From here we then went on to see the autopsy of an Alamosaurus: This included the removal of some internal organs and the sawing off of the cranial plate, to expose the brain. Luckily the autopsy took lace behind a glass screen, so we were in no danger of getting covered in blood.

The hatchery was next, on the experience, where we could see various dinosaur nests. While we were there a baby Dilophoraptor hatched, which they named Keilyn Raptor, after the birthday girl herself.

The animal labs, nocturnal and daylight, were next, before we headed up to the Lookout Platform. 

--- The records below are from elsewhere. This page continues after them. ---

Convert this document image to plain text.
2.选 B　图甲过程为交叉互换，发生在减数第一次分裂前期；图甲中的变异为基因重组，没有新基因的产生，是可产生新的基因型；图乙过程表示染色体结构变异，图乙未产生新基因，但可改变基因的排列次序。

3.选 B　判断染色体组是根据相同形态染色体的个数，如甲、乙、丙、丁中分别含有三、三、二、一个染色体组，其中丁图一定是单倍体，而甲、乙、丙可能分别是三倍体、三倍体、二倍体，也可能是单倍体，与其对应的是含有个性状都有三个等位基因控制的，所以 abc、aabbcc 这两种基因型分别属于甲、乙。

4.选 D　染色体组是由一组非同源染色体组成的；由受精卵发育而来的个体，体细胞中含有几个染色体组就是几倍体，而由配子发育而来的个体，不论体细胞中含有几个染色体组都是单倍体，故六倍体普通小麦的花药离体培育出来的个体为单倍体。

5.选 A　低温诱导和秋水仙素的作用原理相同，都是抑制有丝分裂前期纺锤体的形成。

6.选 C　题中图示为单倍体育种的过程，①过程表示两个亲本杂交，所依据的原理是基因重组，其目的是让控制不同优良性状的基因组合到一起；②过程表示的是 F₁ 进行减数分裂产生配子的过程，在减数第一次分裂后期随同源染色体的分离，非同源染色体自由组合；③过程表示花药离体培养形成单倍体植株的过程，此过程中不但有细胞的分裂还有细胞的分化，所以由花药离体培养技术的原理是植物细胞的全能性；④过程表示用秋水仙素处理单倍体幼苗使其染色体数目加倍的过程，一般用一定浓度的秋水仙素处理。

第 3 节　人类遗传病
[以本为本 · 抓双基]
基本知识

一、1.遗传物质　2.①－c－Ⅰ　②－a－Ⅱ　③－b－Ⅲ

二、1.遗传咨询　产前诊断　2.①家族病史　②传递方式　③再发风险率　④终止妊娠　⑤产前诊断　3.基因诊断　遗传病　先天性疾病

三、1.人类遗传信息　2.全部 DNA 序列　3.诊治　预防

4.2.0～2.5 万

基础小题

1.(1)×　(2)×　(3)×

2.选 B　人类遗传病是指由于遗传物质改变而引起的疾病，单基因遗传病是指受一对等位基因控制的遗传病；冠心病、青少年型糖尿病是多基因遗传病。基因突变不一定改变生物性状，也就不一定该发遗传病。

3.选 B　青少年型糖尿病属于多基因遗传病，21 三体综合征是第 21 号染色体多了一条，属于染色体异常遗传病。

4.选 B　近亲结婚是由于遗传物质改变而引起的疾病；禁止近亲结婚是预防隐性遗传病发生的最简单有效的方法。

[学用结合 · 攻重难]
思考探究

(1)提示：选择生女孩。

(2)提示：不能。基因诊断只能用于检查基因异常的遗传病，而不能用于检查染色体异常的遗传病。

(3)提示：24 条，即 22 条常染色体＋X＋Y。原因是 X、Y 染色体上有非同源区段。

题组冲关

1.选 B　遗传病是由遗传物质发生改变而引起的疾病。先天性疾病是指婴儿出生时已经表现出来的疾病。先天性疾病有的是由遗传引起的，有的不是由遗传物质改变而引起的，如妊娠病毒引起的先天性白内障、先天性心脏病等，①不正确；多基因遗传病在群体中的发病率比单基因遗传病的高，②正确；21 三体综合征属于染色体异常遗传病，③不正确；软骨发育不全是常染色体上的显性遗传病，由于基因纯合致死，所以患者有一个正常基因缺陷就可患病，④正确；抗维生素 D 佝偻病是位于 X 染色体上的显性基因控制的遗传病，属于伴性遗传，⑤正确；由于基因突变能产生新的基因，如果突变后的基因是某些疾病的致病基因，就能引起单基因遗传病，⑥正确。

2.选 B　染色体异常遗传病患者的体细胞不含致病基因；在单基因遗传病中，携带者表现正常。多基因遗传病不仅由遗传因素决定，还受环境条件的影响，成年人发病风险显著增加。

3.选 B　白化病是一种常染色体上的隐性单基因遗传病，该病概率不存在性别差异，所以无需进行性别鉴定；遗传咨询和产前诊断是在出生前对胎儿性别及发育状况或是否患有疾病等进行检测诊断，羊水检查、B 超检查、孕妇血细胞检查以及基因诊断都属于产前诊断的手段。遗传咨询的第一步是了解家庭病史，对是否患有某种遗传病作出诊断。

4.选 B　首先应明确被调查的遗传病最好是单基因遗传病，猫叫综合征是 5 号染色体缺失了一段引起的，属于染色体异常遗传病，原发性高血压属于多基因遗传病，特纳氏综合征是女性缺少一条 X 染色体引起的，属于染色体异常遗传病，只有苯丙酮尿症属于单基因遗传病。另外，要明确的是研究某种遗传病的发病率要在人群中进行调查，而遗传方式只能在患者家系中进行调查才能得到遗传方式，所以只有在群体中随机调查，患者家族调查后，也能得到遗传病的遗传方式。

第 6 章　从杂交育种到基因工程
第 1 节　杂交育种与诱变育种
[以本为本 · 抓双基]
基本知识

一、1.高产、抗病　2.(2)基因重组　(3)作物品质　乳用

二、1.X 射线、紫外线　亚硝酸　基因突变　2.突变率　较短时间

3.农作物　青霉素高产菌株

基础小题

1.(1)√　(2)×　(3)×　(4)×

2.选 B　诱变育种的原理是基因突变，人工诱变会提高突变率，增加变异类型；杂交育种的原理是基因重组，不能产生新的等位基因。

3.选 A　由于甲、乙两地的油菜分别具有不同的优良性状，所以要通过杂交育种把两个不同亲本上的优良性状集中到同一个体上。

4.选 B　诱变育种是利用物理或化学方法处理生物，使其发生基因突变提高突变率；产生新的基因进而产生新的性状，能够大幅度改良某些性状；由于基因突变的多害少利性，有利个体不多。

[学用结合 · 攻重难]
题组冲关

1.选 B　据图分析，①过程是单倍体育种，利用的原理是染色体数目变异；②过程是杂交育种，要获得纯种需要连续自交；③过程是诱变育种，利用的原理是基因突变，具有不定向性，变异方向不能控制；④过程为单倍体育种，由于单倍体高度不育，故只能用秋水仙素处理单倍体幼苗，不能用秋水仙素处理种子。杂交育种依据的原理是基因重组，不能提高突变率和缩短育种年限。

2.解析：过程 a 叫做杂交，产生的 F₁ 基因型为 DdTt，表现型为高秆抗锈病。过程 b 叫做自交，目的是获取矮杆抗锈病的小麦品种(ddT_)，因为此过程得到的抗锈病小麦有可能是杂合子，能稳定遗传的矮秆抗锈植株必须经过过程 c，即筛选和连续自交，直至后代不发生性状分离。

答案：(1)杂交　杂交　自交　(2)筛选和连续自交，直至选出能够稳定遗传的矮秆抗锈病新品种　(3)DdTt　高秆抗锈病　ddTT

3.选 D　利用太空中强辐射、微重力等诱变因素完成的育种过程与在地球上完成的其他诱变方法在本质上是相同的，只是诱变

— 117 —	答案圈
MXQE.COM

With huge windows and touchscreen information terminals, there was much to see and do. While we watching the dinosaurs, in their natural habitat, a vehicle outside one of the windows was attacked by a pair of Ankylosaurus. The vehicle suffered some severe damage and its occupants were forced to leave the burning X90 CTP. Our guides, who realised what was happening, dispatched some men in Hazmat suits to rescue the stranded visitors. At this point a pride of Tyrannosaurus approached the Timebase and we were hurriedly forced to evacuate.

While some guides led us through some dark tunnels, other guides, armed to the teeth, stayed behind to buy us some escape time. We headed into a lift that took us down to sub level 4, where, we headed in to another corridor. The roof of this corridor was made of glass, giving an amazing view of an underwater world. However, we soon forced to crouch low to the ground as a Prognathodon peered down at us, no doubt thinking we were food.

Soon, though, we made our way to the emergency escape pods which, after a minor technical issue, returned us to 2018.

Dinosaurs in the Wild is part educational, part expedition, but 100% awesome. Suitable for all ages, although some very young children may find some of the expedition a bit scary, I would thoroughly recommend it as a destination.